Super League, la secessione dei ricchi: boicottiamola!
Prima o poi doveva succedere. Era nell’aria da tempo e le smentite erano sempre più ipocrite. Il tempismo, però, in certe operazioni è tutto, e per la nascita della Super League è talmente improvvido da rischiare di mandarla già al tappeto prima di nascere.
Nella notte che precede il congresso UEFA che annuncerà l’allargamento della Champions League, con più partite e più soldi, 12 club europei (Juventus, Milan, Inter – che in Italia litigano su tutto –, Real Madrid, Barcellona, Atletico Madrid, Liverpool, Manchester City, Manchester United, Arsenal, Chelsea e Tottenham) decidono che non basta e lanciano «la secessione dei ricchi» (Gianfranco Viesti dixit).

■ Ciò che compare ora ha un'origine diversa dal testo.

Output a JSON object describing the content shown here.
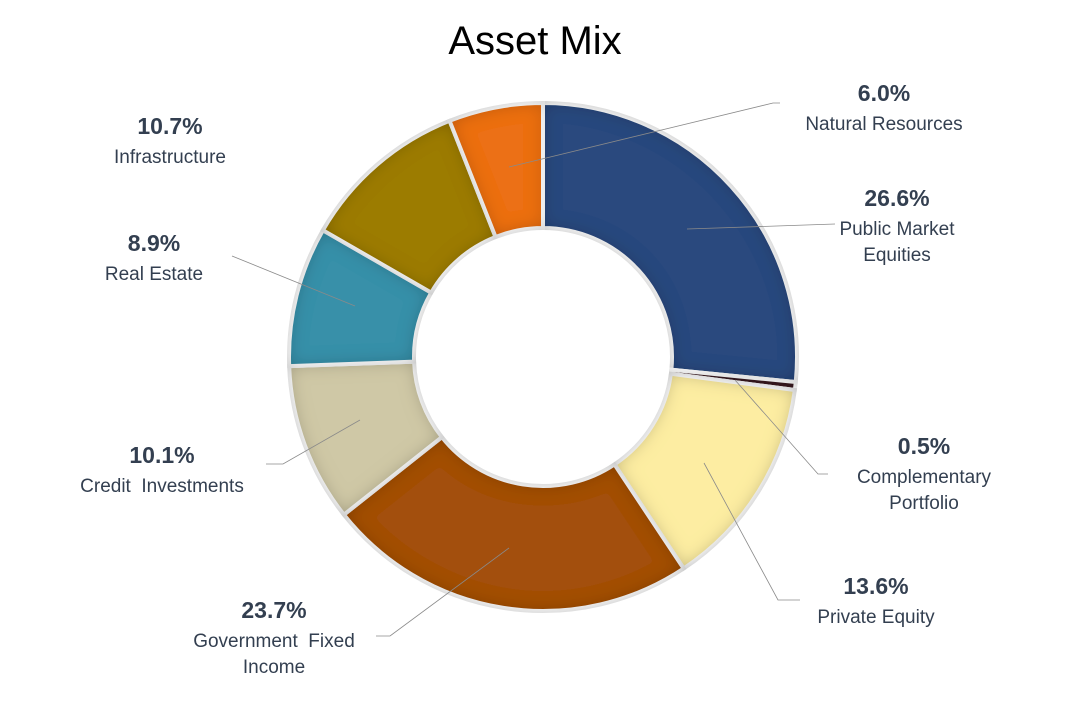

Una lega privata europea che, abolendo il merito sul campo nei singoli campionati, faccia partecipare solo l’élite del calcio europeo e dunque mondiale.
Per qualsiasi consulente di marketing è il prodotto giusto, quello che si vende meglio: tutte partite con stadi pieni e diritti TV dorati. Ma per fortuna il mondo è fatto anche di altre cose, oltre ai soldi. E il gioiellino creato da Florentino Perez parte già sfiatato.
Primo. Dal punto di vista geopolitico c’è subito una voragine: Germania (Bayern Monaco e Borussia Dortmund) e Francia (PSG), i Paesi nemici storici ma locomotive d’Europa, hanno detto no, anche se in molti credono a ripensamenti.
Secondo. La UEFA ha già annunciato le contromisure: le società che aderiscono o aderiranno saranno fuori dalle competizioni internazionali e dunque i loro giocatori (tutti i migliori al mondo: Ronaldo, Messi, Neymar, Mbappé, Salah, De Bruyne, Ibrahimovic, Rashford ecc.) non potranno disputare Europei e Mondiali.
Terzo (e per me più importante). La rivolta immediata di tifosi e opinionisti di tutto il mondo. A partire da Gary Neville, leggenda del Manchester United e oggi commentatore di Sky Sport in Inghilterra, che ha parlato di «atto criminale» e «tradimento dei tifosi», mentre sui social si è scatenato un tam-tam che parla già di boicottaggio della competizione.
La ‘guerra del calcio’, per molti di noi bolognesi, è un déjà vu. All’inizio degli anni Duemila successe la stessa cosa nel basket con la nascita dell’Eurolega: soci fondatori che avevano il posto garantito a prescindere dal piazzamento nei propri campionati nazionali.
Lo schema circa è lo stesso, le differenze tante. Innanzitutto nel calcio la Champions League è già la competizione più ambita, e rottamarla non sarà una passeggiata. In più, sotto canestro il processo fu preparato e gestito con passaggi intermedi e la guerra con FIBA (che pure ci fu, ricordiamo ad esempio gli arbitri temporaneamente radiati perché scelsero di fischiare in quel torneo) si è risolta nel tempo in un compromesso. Non è impossibile che accada anche nel calcio: più soldi ai club storici della Champions.
Il punto, comunque, è un altro. L’accelerazione della Super League è dovuta tutta alla crisi da pandemia. Mentre milioni di persone perdono il lavoro e il salario, è assolutamente ingiusto che i club di calcio decidano di diventare ‘élite sovversive’ per acquisire più denaro.
Mettendo da parte la figura da cioccolataio che sta facendo Andrea Agnelli, presidente dell’associazione delle squadre europee (ECA) che aderisce alla Super League proprio quando la Juventus rischia di essere esclusa dalla prossima Champions sul campo, la rivolta dei supporter sta nel fatto che, se il progetto partisse, le favole come quelle di Verona, Sampdoria e Leicester non esisterebbero più. Nel nostro piccolo, anche il Bologna che sfiorò la finale di Coppa UEFA.
Ecco perché sono sicuro che i tifosi – rossoblù in testa – riusciranno a piegare questo progetto, boicottandolo fin dal principio. Senza tifosi il calcio non esiste, nemmeno quello dei ricchi.